LoPresti next collaborated with producer/ composer Richie Rodriguez on her first original project, Stone7, which combined heavy electronic elements with socially-conscious lyrics that tackled subject matter from racism, child abuse, sexism and more. The Stone7 band included Printz Board, George Pajon Jr. and Tim Izo who found success shortly thereafter as members of The Black Eyed Peas. LoPresti's live performances attracted the interest of several major labels. Interscope A&R executive, Tony Ferguson (No Doubt, Eminem), said that "as an artistic performer, (he's) yet to see better." LoPresti was eventually told after several years of major label courtship that the lyrical content of her music proved too much of a risk for labels to sign her.

In 2000, LoPresti hired Producer and Interscope A&R executive, Michael James, to be Executive Producer of her first release under her new indie label, Say It Records. The debut album and title track, Dear Mr. Penis Head, was inspired by a phone call LoPresti had with an entertainment attorney who used 30 minutes of the phone call to list the numerous reasons he believed she should quit making music. Dear Mr. Penis Head caught the attention of indie music pioneer, Ani DiFranco, who called the album one of her favorites of the year.

She formed the band, Danielle LoPresti and The Masses (named after turn-of-the century activist magazine, The Masses), and has since put out three more full-length albums through the Say It Records label – 22 Mountains (2003), Outloud (2006) and Run With It (2010). LoPresti signed a one album distribution contract for Run With it with Trevino Music Group/ Universal Music Group.

=== Acting ===
LoPresti began professionally acting, singing and modeling as a teenager. At the age of 15, she was signed by the Shamon Freitas Talent Agency and began doing runway and print modeling, as well as live acting/ singing/ dancing for a variety of theater and commercial entities.

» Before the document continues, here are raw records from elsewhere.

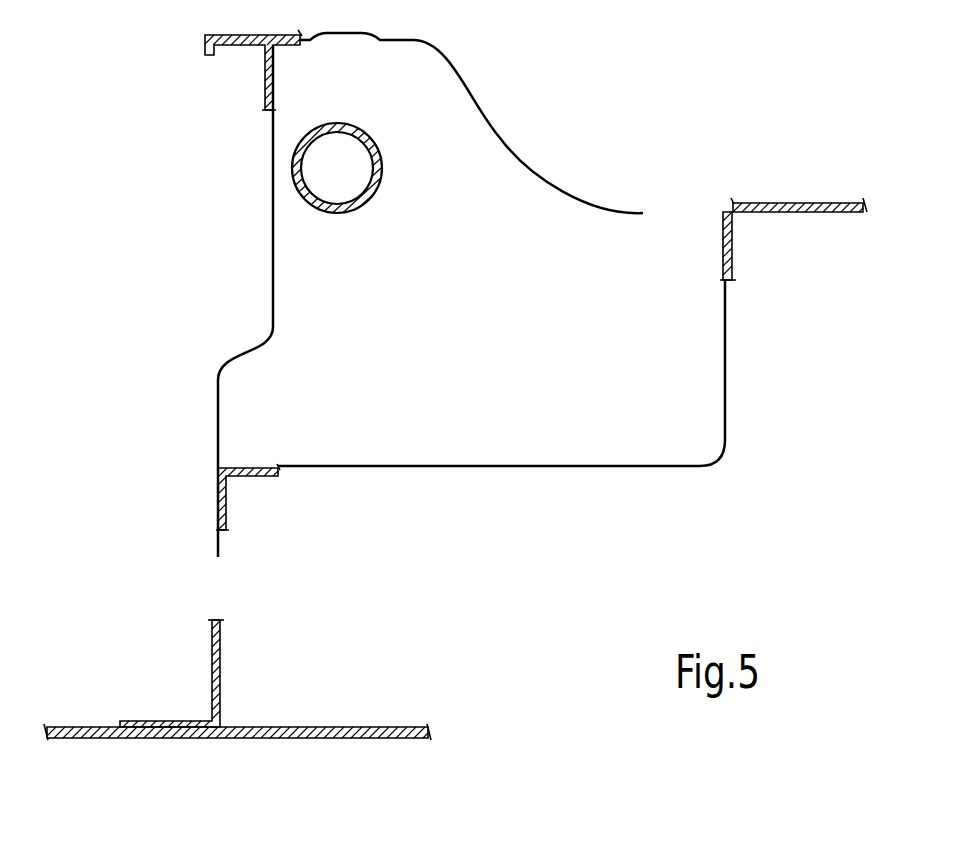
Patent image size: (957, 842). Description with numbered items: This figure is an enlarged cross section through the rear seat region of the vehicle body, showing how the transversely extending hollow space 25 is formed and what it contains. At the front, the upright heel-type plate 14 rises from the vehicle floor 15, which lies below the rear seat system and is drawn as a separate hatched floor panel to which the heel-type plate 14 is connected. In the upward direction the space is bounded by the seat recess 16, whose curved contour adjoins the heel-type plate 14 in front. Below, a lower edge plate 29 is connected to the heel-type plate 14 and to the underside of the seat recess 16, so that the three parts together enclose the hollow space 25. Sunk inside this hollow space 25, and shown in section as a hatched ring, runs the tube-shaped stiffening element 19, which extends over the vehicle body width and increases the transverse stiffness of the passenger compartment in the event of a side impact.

The heel-type plate 14 is at (272, 243).
The vehicle floor 15 is at (80, 738).
The seat recess 16 is at (505, 142).
The tube-shaped stiffening element 19 is at (358, 210).
The hollow space 25 is at (464, 295).
The lower edge plate 29 is at (482, 467).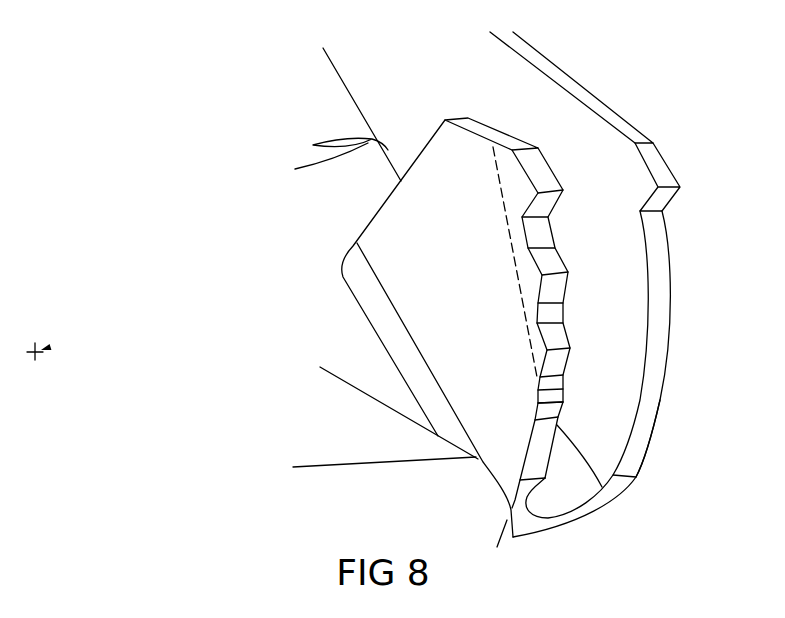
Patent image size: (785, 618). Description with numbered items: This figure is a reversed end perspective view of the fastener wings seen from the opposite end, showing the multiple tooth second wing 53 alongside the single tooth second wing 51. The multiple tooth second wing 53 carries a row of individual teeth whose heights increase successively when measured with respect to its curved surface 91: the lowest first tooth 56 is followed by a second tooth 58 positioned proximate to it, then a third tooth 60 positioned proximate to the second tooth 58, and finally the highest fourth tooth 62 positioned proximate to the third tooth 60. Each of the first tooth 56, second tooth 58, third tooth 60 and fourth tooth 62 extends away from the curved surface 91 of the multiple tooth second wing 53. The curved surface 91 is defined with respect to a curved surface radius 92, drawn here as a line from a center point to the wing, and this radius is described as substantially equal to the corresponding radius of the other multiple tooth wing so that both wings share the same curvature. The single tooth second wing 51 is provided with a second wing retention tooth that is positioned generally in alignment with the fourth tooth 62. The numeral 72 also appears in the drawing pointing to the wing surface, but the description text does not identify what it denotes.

The single tooth second wing 51 is at (626, 237).
The multiple tooth second wing 53 is at (443, 150).
The first tooth 56 is at (563, 400).
The second tooth 58 is at (570, 348).
The third tooth 60 is at (568, 272).
The fourth tooth 62 is at (563, 190).
The rim surface 72 is at (660, 379).
The curved surface 91 is at (551, 460).
The curved surface radius 92 is at (37, 351).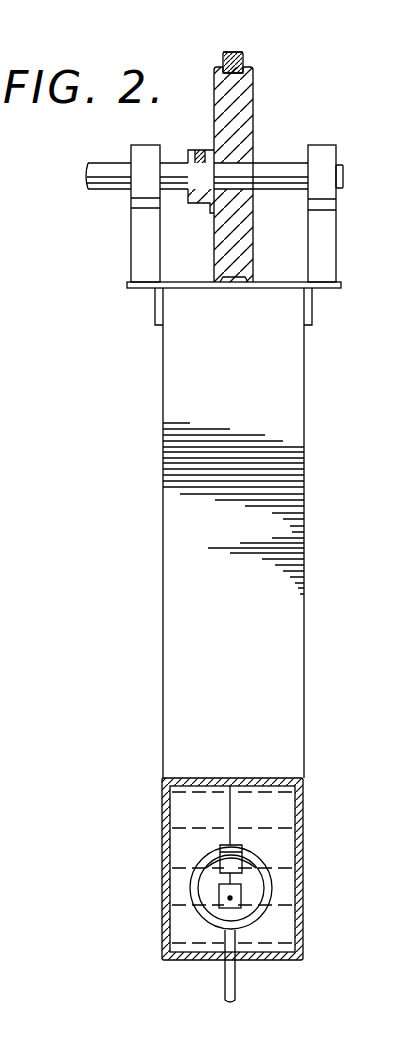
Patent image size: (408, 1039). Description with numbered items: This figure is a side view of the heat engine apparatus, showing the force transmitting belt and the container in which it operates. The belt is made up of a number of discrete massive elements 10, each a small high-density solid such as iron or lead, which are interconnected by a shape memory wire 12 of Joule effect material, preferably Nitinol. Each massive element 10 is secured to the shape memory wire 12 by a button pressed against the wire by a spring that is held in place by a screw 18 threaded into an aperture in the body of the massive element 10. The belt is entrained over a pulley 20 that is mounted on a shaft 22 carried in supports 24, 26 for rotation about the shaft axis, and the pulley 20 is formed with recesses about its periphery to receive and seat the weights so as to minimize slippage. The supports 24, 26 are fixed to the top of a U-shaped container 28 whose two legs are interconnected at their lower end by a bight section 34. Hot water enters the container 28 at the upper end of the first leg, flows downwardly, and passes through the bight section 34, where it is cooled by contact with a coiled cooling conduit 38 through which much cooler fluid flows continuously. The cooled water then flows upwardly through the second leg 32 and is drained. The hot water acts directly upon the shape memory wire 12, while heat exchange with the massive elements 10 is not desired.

The massive element 10 is at (244, 56).
The shape memory wire 12 is at (222, 60).
The screw 18 is at (246, 69).
The pulley 20 is at (253, 100).
The shaft 22 is at (290, 165).
The support 24 is at (131, 242).
The support 26 is at (330, 250).
The U-shaped container 28 is at (142, 535).
The second leg 32 is at (163, 459).
The bight section 34 is at (161, 902).
The coiled cooling conduit 38 is at (270, 893).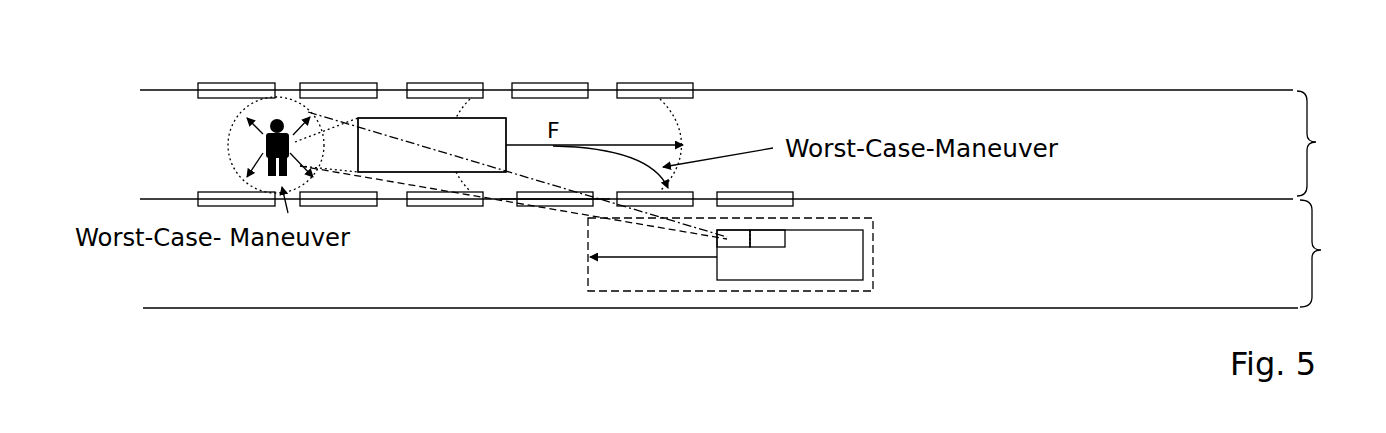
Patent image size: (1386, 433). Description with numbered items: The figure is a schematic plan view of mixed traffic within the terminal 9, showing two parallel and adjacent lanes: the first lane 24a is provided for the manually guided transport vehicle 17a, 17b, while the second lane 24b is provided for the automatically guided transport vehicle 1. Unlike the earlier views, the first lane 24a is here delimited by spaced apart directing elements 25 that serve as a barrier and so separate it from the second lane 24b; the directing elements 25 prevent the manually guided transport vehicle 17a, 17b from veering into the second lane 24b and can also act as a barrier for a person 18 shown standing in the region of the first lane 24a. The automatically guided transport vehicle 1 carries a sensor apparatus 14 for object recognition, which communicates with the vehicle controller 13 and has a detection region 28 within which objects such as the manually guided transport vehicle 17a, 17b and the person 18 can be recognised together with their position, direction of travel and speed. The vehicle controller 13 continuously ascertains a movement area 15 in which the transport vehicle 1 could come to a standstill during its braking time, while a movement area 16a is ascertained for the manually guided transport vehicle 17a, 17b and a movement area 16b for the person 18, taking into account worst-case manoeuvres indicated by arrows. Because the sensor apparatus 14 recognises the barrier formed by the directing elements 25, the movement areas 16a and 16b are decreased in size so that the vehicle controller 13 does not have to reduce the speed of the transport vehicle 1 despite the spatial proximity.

As a college student she starred in several USIU Professional Company productions including Man of La Mancha (Dulcinea / Aldonza), Hello, Dolly! (Dolly), The Mikado (Katisha), and The Boy Friend (Madame Dubonnet). Out of college, LoPresti took a few minor television roles (screen and voice), before shifting her focus to music and event production exclusively.

== San Diego IndieFest ==
In November 2004, LoPresti produced the first San Diego IndieFest (originally called San Diego Indie Music Fest) with fellow musicians and collaborators, Alicia Champion and Kelly Bowen. The inaugural event featured 25 independent musicians and bands on three stages, headlined by Jonatha Brooke.

The festival continued to grow on an annual basis. In 2007, the event introduced independent film to the program and officially changed its name to San Diego IndieFest. The event has featured hundreds of bands over the last decade including Cake, Metric, Talib Kweli, Best Coast, Semi Precious Weapons, Juliette Lewis, among others.

In 2014, California State Senator, Toni Atkins, said that she "can attest to the singular effect that IndieFest had on the early years of North Park’s renaissance," and that "cross-cultural activities like IndieFest reach across boundaries and strengthen the social fabric of neighborhoods."

== Personal life ==
LoPresti married her partner of ten years, Alicia Champion, in May 2014. The couple have one child whom they adopted at birth through San Diego County Child Welfare Services in 2011.

The couple divorced in 2024.

In 2013, LoPresti was diagnosed with Stage III Non-Hodgkins Lymphoma and underwent an eight-month-long treatment regimen. She has been in remission ever since.